L’équipe de France de tennis affronte ce week-end sa voisine suisse pour ce qui pourrait bien être un des plus grands moments du sport hexagonal de ces dernières années. Sauf si les Helvètes l’emportent. Ce qui serait encore plus beau…

La Coupe Davis et le coq, une sacrée histoire d’amour. Et même lorsque l’on n’est pas mordu de la balle jaune ou de sport en général, il faut avoir un cœur de pierre pour ne pas être ému en repensant à des images à jamais gravées dans l’imaginaire collectif et dans l’Histoire du sport bleu-blanc-rouge.

Petit coup d’œil dans le rétro. Noah qui bondit de sa chaise de capitaine pour aller relever un Guy Forget déjà en pleurs quelques secondes seulement après son dernier coup gagnant face à Sampras en 1991. Arnaud Boetsch qui offre le point de la gagne à l’issue d’un dernier acte suffoquant (7-6 puis 10-8 lors des deux derniers sets) le 1er décembre 1996 à Malmö. Nicolas Escudé qui exulte sur le gazon de Melbourne où les Australiens étaient pourtant largement favoris en 2001. Comment donc ne pas frémir à l’idée de revivre de telles émotions (à revoir ici), en imaginant Arnaud Clément et ses hommes offrir à la France son quatrième saladier d’argent depuis le début de l’ère Open ce week-end ? Là aussi, il faudrait avoir un cœur de pierre…

Oui mais voilà, depuis hier, les Français s’opposent à une équipe qui compte dans ses rangs un homme qui mérite à lui seul que l’on ait (presque) envie de voir les Bleus perdre cette finale : Monsieur Roger Federer. En effet, quiconque aime les grandes histoires de sport devrait s’émouvoir en voyant ce champion hors-norme soulever un trophée qui manque à son palmarès, ainsi qu’à celui de son pays (une seule finale de Coupe Davis disputée par la Suisse, perdue face aux Etats-Unis en 1992).

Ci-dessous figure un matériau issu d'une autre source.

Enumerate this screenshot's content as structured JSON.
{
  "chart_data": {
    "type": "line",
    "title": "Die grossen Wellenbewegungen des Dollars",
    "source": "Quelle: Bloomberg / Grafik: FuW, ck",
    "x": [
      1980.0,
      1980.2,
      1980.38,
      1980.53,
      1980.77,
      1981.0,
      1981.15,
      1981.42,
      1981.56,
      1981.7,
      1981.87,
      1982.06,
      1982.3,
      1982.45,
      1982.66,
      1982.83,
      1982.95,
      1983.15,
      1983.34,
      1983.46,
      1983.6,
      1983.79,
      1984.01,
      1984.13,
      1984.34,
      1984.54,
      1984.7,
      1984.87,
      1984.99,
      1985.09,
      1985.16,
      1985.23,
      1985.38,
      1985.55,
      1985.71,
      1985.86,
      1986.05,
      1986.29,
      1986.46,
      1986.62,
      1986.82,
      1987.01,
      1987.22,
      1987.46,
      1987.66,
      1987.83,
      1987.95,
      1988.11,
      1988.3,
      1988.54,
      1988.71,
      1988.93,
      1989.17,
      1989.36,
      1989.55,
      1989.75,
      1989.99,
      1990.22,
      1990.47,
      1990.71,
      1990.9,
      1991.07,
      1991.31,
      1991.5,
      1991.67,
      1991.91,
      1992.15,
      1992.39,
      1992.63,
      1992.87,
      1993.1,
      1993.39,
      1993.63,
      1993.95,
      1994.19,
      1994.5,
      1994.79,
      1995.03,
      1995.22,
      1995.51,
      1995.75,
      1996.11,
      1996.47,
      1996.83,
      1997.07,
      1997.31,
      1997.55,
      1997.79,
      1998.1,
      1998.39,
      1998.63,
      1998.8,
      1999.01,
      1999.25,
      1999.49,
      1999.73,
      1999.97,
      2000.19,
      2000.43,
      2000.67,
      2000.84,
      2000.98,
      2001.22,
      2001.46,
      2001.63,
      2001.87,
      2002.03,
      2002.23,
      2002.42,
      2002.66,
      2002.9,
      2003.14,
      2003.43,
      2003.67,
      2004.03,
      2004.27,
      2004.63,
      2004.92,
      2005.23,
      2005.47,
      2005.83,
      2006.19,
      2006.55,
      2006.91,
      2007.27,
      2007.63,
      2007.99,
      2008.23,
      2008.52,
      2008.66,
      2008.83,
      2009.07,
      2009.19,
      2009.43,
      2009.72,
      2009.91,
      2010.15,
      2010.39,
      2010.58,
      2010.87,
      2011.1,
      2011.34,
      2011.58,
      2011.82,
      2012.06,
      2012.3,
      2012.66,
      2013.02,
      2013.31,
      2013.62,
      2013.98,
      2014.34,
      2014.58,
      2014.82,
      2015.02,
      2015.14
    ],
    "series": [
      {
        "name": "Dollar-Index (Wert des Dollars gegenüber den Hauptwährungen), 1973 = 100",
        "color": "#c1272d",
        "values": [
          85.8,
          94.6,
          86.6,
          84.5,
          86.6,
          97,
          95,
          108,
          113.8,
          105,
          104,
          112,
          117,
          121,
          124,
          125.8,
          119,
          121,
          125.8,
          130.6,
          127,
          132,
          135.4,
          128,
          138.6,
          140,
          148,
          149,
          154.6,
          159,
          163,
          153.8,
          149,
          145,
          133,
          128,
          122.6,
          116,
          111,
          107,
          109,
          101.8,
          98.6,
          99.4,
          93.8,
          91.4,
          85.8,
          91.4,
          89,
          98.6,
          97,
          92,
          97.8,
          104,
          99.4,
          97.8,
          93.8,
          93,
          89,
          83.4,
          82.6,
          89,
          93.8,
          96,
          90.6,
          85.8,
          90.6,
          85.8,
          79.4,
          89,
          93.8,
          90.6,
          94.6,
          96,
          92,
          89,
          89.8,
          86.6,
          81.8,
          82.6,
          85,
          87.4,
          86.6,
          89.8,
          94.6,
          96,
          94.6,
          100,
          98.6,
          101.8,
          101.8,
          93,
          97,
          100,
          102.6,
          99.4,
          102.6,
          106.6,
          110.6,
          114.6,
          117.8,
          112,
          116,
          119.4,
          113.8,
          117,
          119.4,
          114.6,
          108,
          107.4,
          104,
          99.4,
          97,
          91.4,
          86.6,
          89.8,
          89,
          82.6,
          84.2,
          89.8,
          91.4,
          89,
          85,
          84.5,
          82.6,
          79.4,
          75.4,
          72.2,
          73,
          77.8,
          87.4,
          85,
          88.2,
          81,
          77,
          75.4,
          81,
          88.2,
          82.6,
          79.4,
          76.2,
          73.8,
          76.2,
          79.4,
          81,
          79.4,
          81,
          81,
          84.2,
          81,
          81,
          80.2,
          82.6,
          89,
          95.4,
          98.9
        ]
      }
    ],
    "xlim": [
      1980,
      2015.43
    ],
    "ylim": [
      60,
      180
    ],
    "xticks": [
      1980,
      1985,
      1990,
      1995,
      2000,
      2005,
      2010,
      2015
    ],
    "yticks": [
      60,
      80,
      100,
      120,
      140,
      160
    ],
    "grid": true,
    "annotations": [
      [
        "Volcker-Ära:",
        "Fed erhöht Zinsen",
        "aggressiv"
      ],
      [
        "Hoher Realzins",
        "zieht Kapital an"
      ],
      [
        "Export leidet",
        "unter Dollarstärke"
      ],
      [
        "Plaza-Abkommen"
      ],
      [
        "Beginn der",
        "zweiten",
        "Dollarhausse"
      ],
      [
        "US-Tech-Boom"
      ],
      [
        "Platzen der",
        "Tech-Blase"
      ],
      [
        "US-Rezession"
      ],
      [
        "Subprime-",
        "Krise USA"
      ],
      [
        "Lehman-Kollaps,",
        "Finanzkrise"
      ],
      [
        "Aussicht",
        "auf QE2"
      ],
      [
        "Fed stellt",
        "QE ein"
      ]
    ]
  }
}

La France, cette si belle perdante

À 33 printemps, « Rodgeur » se situe toujours au firmament du tennis mondial. Mais il faut raison se faire, en regrettant que cela soit bien l’hiver de sa phénoménale carrière qu’il survole avec tant de brio aujourd’hui. Alors oui, comme une ultime partition offerte par le virtuose à son public, pour la beauté du sport, pour un ultime hommage à ce revers absolu, pour que l’Histoire imprime sur papier glacé l’image du mythe Coupe Davis embrassée par la légende (vivante) Federer, il faut que la Suisse l’emporte.

Certes amers, les Français entreraient, eux aussi, dans la légende intégrant le panthéon des équipes de France parfois si grandes lorsqu’elles sont battues. La bande à Platini (Mondial de foot en Espagne, 1982) et, plus récemment, celle de Nicolas Batum (Coupe du Monde de basket 2014), savent de quoi on parle…

Aux côtés d’autres légendes

Avouons-le : une finale historique car perdue en mondovision face à l’équipe de celui dont John McEnroe a dit un jour que « le regarder jouer, c’est comme admirer une œuvre d’art », il y a pire comme revers de la médaille d’argent. Et puis, après tout, cela compte aussi dans un palmarès d’avoir su accompagner un seigneur des courts vers l’un de ses plus grands succès. En entonnant le Cantique suisse, Coupe Davis en main et larmes aux yeux, Roger Federer rejoindrait définitivement les Michael Jordan, Mohamed Ali, Ayrton Senna, Carl Lewis et consorts à la table des légendes du sport (même si, entre nous, il y dîne sûrement depuis quelques années déjà…).

Le scénario idéal ? Un match couperet face à une opposition assez héroïque pour pousser le Suisse dans ses derniers retranchements. Bref, une de ses parties qui façonnent les grandes victoires…et les belles défaites.